With Bill Gates planning to step back in two years from the software giant he founded, the reality is setting in that the technology world is losing one of its most instantly recognizable and polarizing figures. Observers say the change could be a significant one for both Microsoft and the tech sector as a whole.
Investors have not reacted strongly to the news, possibly because of the two-year time frame, and possibly because the impact could be muted until a successor is identified and it becomes clearer how Microsoft will change without Gates as chairman.
Tip of the Iceberg
While attention has turned to Ray Ozzie, the Lotus Notes inventor who will immediately assume Gates’ title of chief software architect, the post-Gates Microsoft could take on a number of different personalities.
Some have already begun to call for the departure to be the impetus for even more sweeping change.
Before he leaves, “Gates should break up the company,” said Peter Cohan, a management and investment consultant.
Microsoft’s stock has languished — it’s down 60 percent since its 1999 peak — in large part because Microsoft can no longer out-innovate rivals such as Google because of an impulse to coordinate new product development across a sprawling business with disparate pieces — Internet advertising, operating systems and applications. “The way to get Microsoft’s stock price up is to create autonomous business units that can react quickly to industry changes because they are untethered from creativity-sapping committees.”
Microsoft has given no indication it would make such a radical move, however, and with Gates’ longtime cohort and CEO Steve Ballmer staying put, at least for now, the slower, incremental change may be far more likely.
The move by Gates — who has said he wants to focus more on his philanthropic foundation, which gives away millions of dollars to a variety of causes — is still seen as risky, however. Gates’ technological skills and his leadership style, while called into question, were largely responsible for pushing Microsoft to the top of the tech field in a matter of years. With Google and others vying with Microsoft for software developers and other technical talent, losing such a vaunted figurehead could be costly.
Through the Gates
Those who see Gates’ departure as negative point out that the timing of the announcement, coming before the release of Windows Vista — though the platform should be launched before he departs — may be less than ideal.
The software company is losing “a much revered, powerful, and motivating leader within the company,” Merrill Lynch analyst Kash Rangan said. Rangan added that the company’s recent surge of investments in new products and technologies should put it in a strong position over the long term.
The decision to name Ozzie to the top software post now, meanwhile, is seen as representing a significant shift for Microsoft, as it embraces the Internet.
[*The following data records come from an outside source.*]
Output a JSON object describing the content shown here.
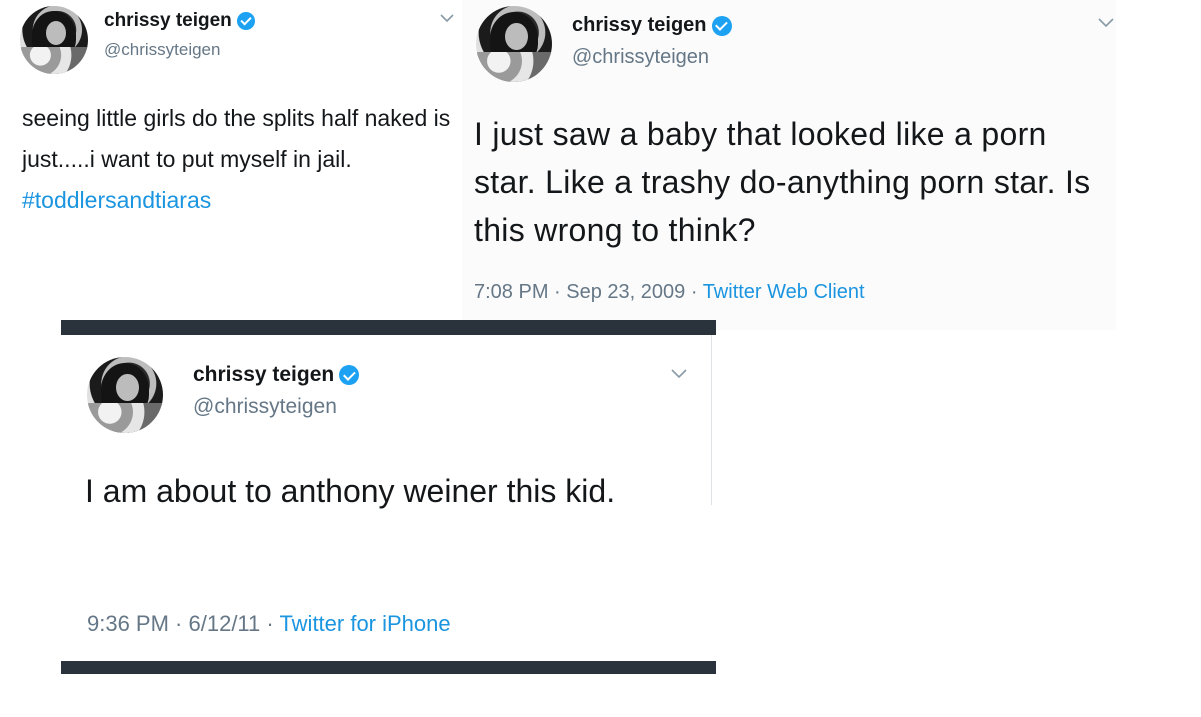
{
  "tweets": [
    {
      "name": "chrissy teigen",
      "handle": "@chrissyteigen",
      "text": "seeing little girls do the splits half naked is just.....i want to put myself in jail.",
      "hashtag": "#toddlersandtiaras"
    },
    {
      "name": "chrissy teigen",
      "handle": "@chrissyteigen",
      "text": "I just saw a baby that looked like a porn star. Like a trashy do-anything porn star. Is this wrong to think?",
      "time": "7:08 PM",
      "date": "Sep 23, 2009",
      "source": "Twitter Web Client",
      "separator": " · "
    },
    {
      "name": "chrissy teigen",
      "handle": "@chrissyteigen",
      "text": "I am about to anthony weiner this kid.",
      "time": "9:36 PM",
      "date": "6/12/11",
      "source": "Twitter for iPhone",
      "separator": " · "
    }
  ],
  "icons": {
    "verified": "verified-badge-icon",
    "menu": "chevron-down-icon"
  },
  "colors": {
    "verified_blue": "#1da1f2",
    "link_blue": "#1b95e0",
    "muted_gray": "#657786",
    "divider": "#2a323c"
  }
}
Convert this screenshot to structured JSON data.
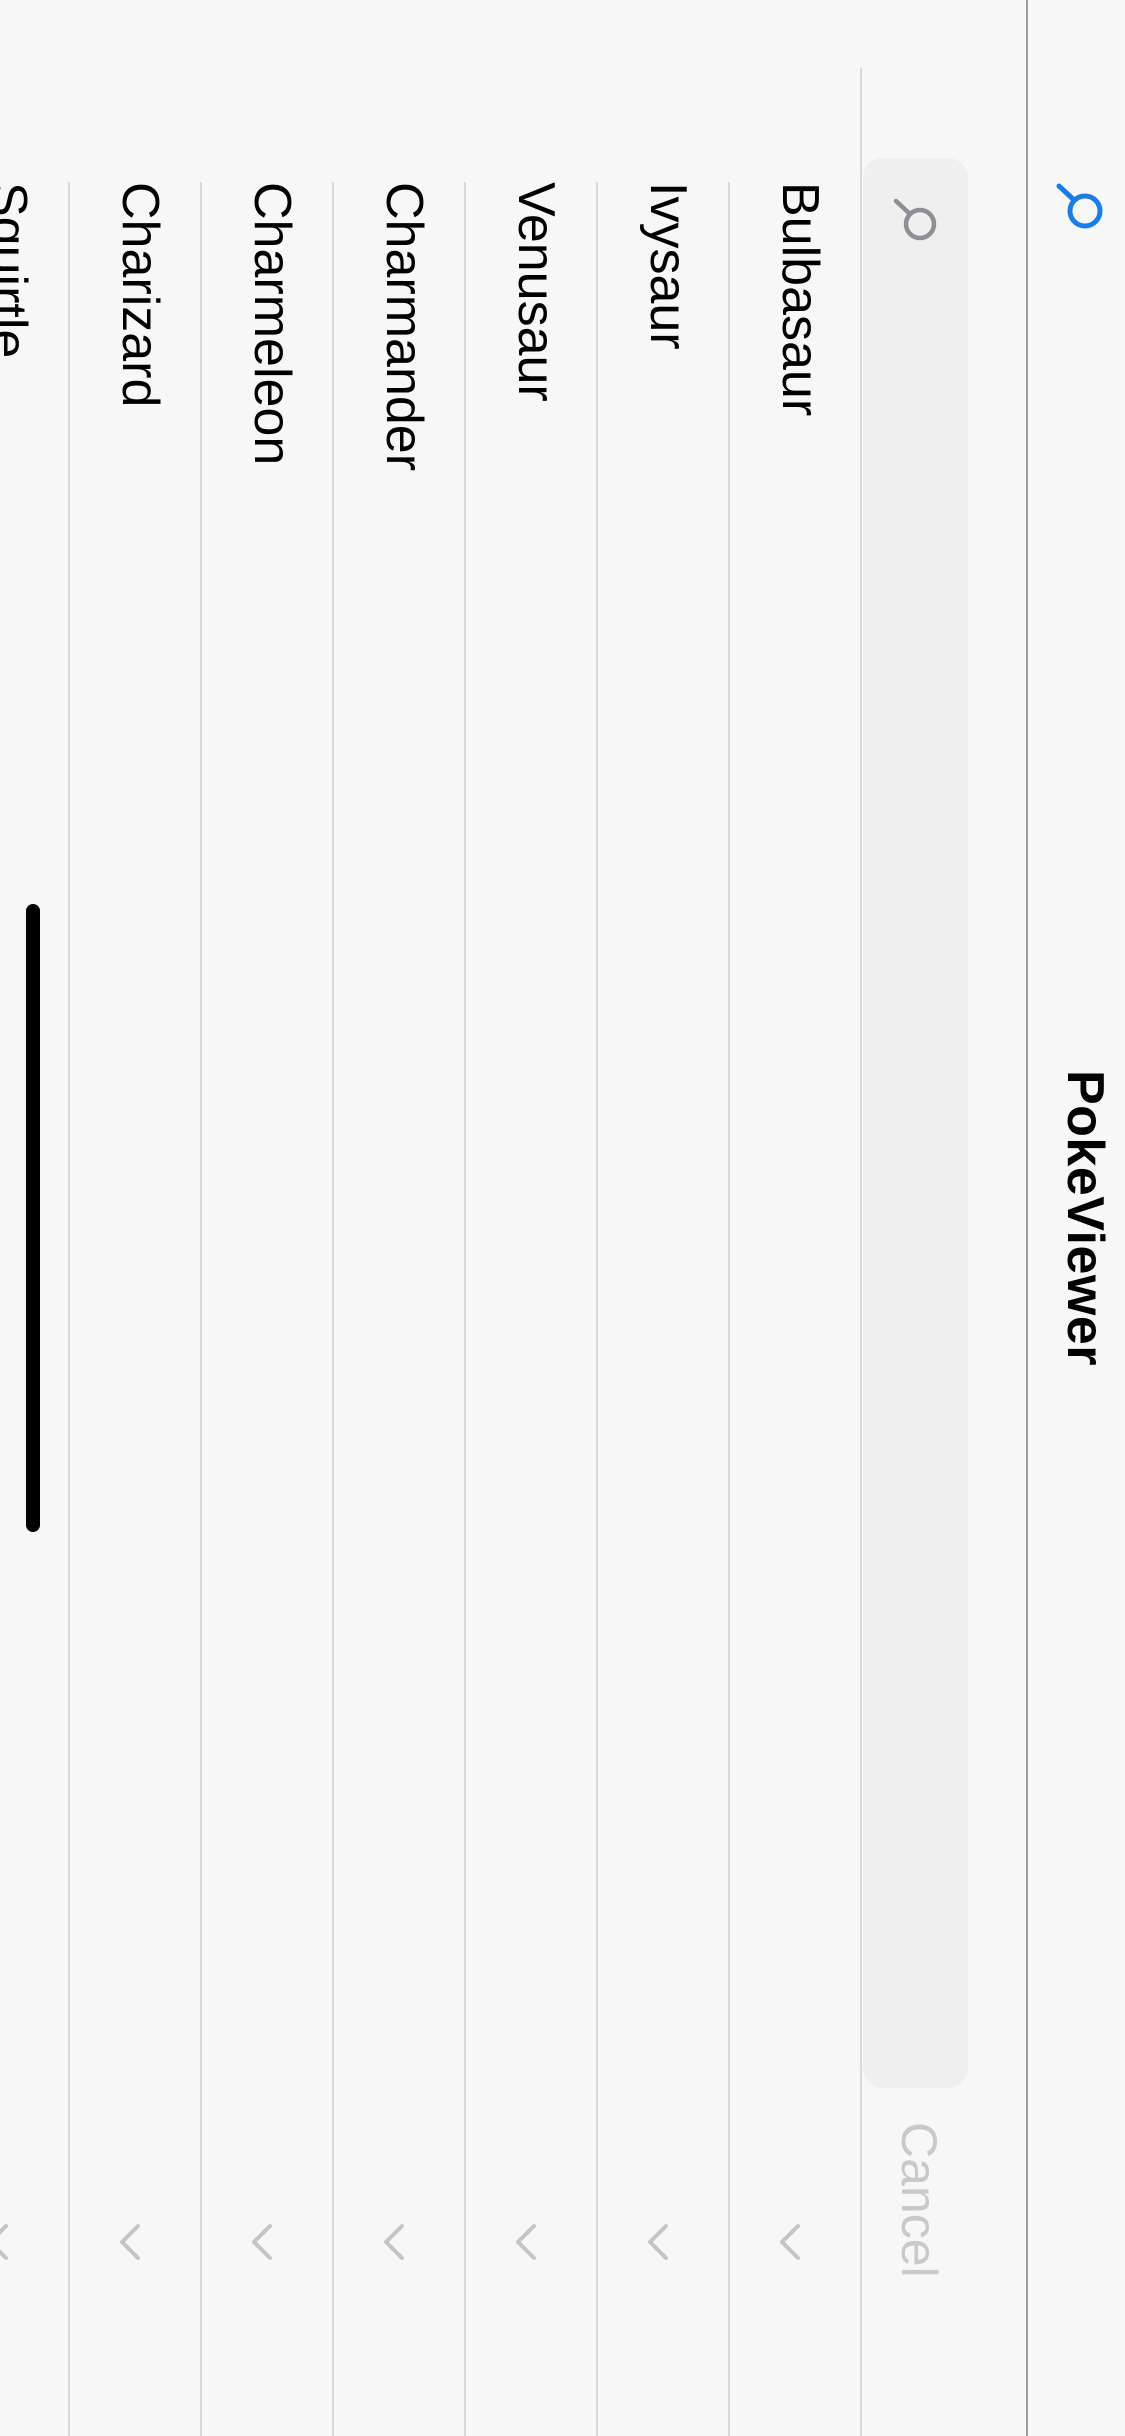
{
  "nav": {
    "title": "PokeViewer",
    "search_icon": "search-icon",
    "accent_color": "#1a7ee8"
  },
  "search": {
    "value": "",
    "placeholder": "",
    "icon": "magnifying-glass-icon",
    "cancel_label": "Cancel"
  },
  "list": {
    "items": [
      {
        "label": "Bulbasaur"
      },
      {
        "label": "Ivysaur"
      },
      {
        "label": "Venusaur"
      },
      {
        "label": "Charmander"
      },
      {
        "label": "Charmeleon"
      },
      {
        "label": "Charizard"
      },
      {
        "label": "Squirtle"
      }
    ],
    "chevron_icon": "chevron-down-icon"
  },
  "colors": {
    "background": "#f7f7f7",
    "search_field": "#efefef",
    "divider": "#d9d9d9",
    "cancel_disabled": "#c9c9c9"
  }
}
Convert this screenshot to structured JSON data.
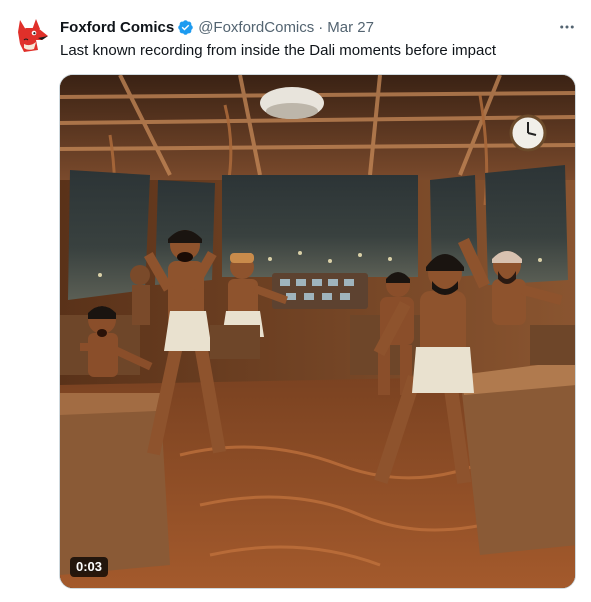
{
  "tweet": {
    "author_name": "Foxford Comics",
    "handle": "@FoxfordComics",
    "separator": "·",
    "date": "Mar 27",
    "text": "Last known recording from inside the Dali moments before impact",
    "avatar_icon": "fox-logo-icon",
    "verified_icon": "verified-badge-icon",
    "more_icon": "more-options-icon"
  },
  "media": {
    "type": "video",
    "duration": "0:03"
  },
  "colors": {
    "verified_blue": "#1d9bf0",
    "secondary_text": "#536471",
    "primary_text": "#0f1419",
    "fox_red": "#e0302a"
  }
}
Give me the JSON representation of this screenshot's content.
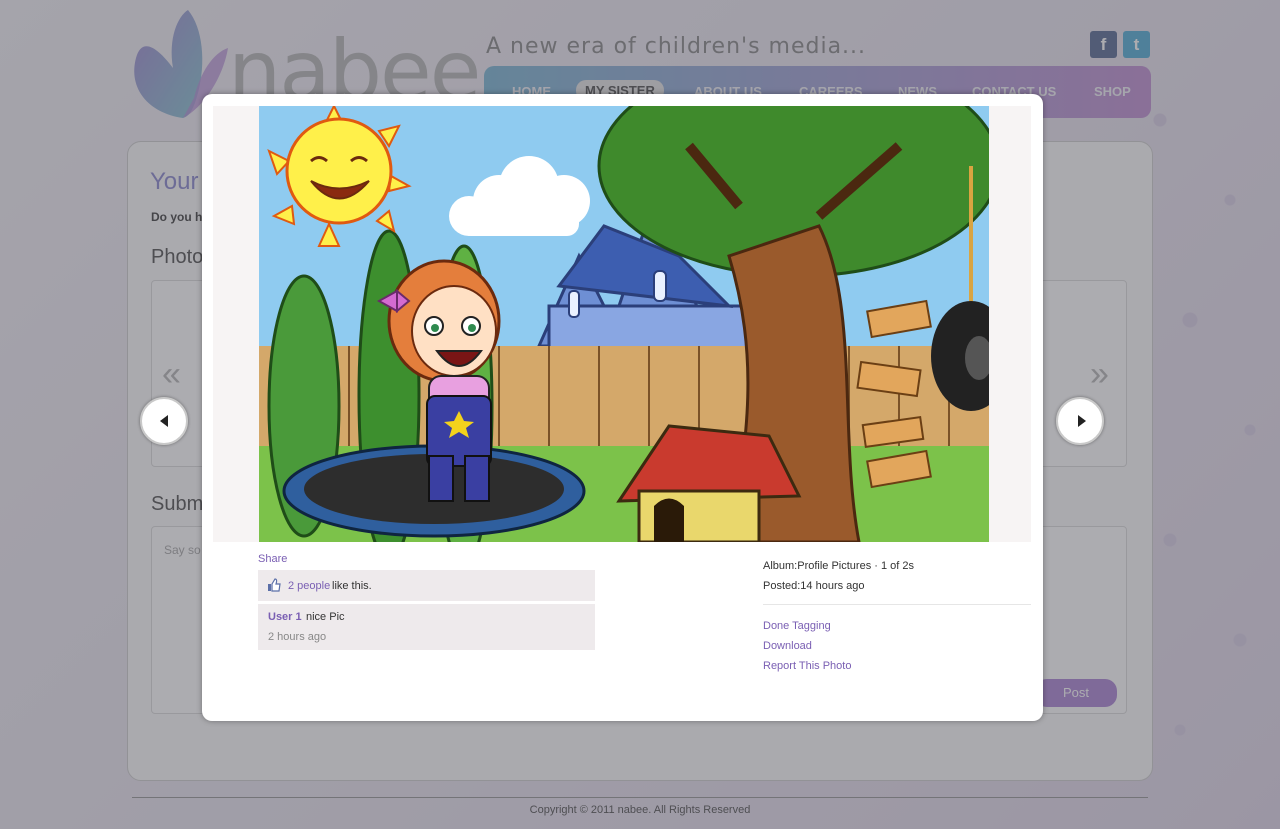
{
  "brand": {
    "logo_text": "nabee",
    "tagline": "A new era of children's media..."
  },
  "social": {
    "facebook_icon": "facebook-icon",
    "twitter_icon": "twitter-icon"
  },
  "nav": {
    "items": [
      {
        "label": "HOME"
      },
      {
        "label": "MY SISTER"
      },
      {
        "label": "ABOUT US"
      },
      {
        "label": "CAREERS"
      },
      {
        "label": "NEWS"
      },
      {
        "label": "CONTACT US"
      },
      {
        "label": "SHOP"
      }
    ],
    "active": "MY SISTER"
  },
  "page": {
    "title": "Your",
    "question": "Do you ha",
    "photos_heading": "Photo",
    "submit_heading": "Subm",
    "comment_placeholder": "Say so",
    "post_label": "Post"
  },
  "lightbox": {
    "share_label": "Share",
    "likes": {
      "count_label": "2 people",
      "suffix": "like this."
    },
    "comment": {
      "user": "User 1",
      "text": "nice Pic",
      "time": "2 hours ago"
    },
    "album_line": "Album:Profile Pictures · 1 of 2s",
    "posted_line": "Posted:14 hours ago",
    "actions": {
      "done_tagging": "Done Tagging",
      "download": "Download",
      "report": "Report This Photo"
    }
  },
  "footer": {
    "copyright": "Copyright © 2011 nabee. All Rights Reserved"
  },
  "colors": {
    "accent_purple": "#7a5fb3",
    "nav_start": "#7eb8d5",
    "nav_end": "#c292d4",
    "post_button": "#ad88d6"
  }
}
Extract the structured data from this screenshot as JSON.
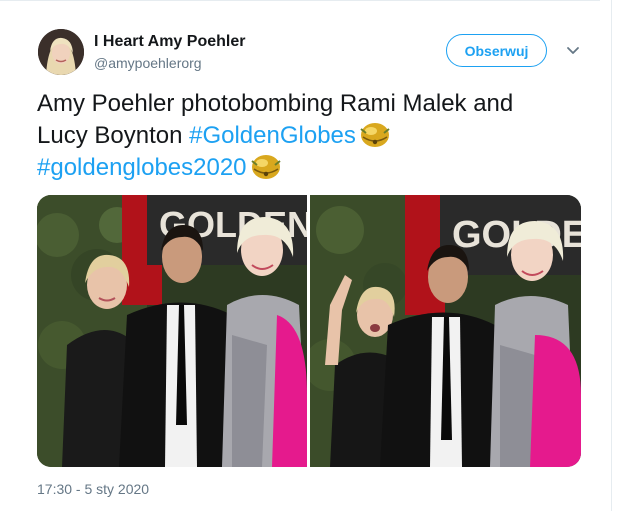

Ozzie has been focused on the Internet with his Groove Networks startup, which Microsoft bought last year.
The emergence of the Web a decade ago also seemed to threaten Microsoft, when the company “reinvented itself so that it could embrace and extend the Internet and capitalize on new market realities,” Gartner analyst David Mitchell Smith said.
“This time the challenges are more formidable and come from multiple directions,” Smith told the E-Commerce Times. “And Microsoft is larger and has shown less agility in recent years.”
Smith said there’s little doubt that the Windows Live approach that may be a harbinger of Microsoft’s future software strategy is based on Ozzie’s vision of how the Web will be used in the future. Other changes will be needed to make Microsoft lean and nimble enough to compete in today’s tech sector, he said.
“To remain a leader within the ever-evolving IT industry, Microsoft must make changes within its organization, reward systems and culture, as well as executing on its technology strategy,” he added.
In fact, many say that Microsoft has to fight against its own arrival at maturity, which manifests itself in slower growth. Microsoft is among a small number of tech firms that pay investors a dividend, for instance, but more important are changes within the company, where growth has caused a top-down leadership approach that makes innovation more difficult — and may help explain the rash of product delays and other stumbles in recent years.
Steady as She Goes
Yankee Group analyst Laura DiDio said she expects a “protracted, orderly transition” and noted that Gates plans to keep his chairman title, which along with his 10 percent ownership stake will make him a continuing presence.
DiDio noted Gates has indicated that “he has planned his withdrawal with the same precision and prescience that he used to plot his assault on IBM in the late 1970s, and other rivals throughout the 80s and 90s.”
Gates has shown he can cede power at the company he founded, DiDio added, giving Ballmer wide latitude since he assumed the CEO role from Gates five years ago. Many of the company’s recent strategic moves — some good, some bad — were Ballmer’s ideas, she noted.
Forrester Research analyst John Rymer wrote in a research note that Gates won’t be easy to replace, even with an icon such as Ozzie waiting in the wings. “It will take a village to replace him,” he said.
With or without Gates, Microsoft continues to face the most difficult challenges in its history, IDC analyst John Gantz said. “Microsoft is a very large company with many smart and capable people,” he said. “If managed properly, in the long term this could be a pivotal point — one where the company begins the process of proving that it can innovate and deliver in the post-Gates era.”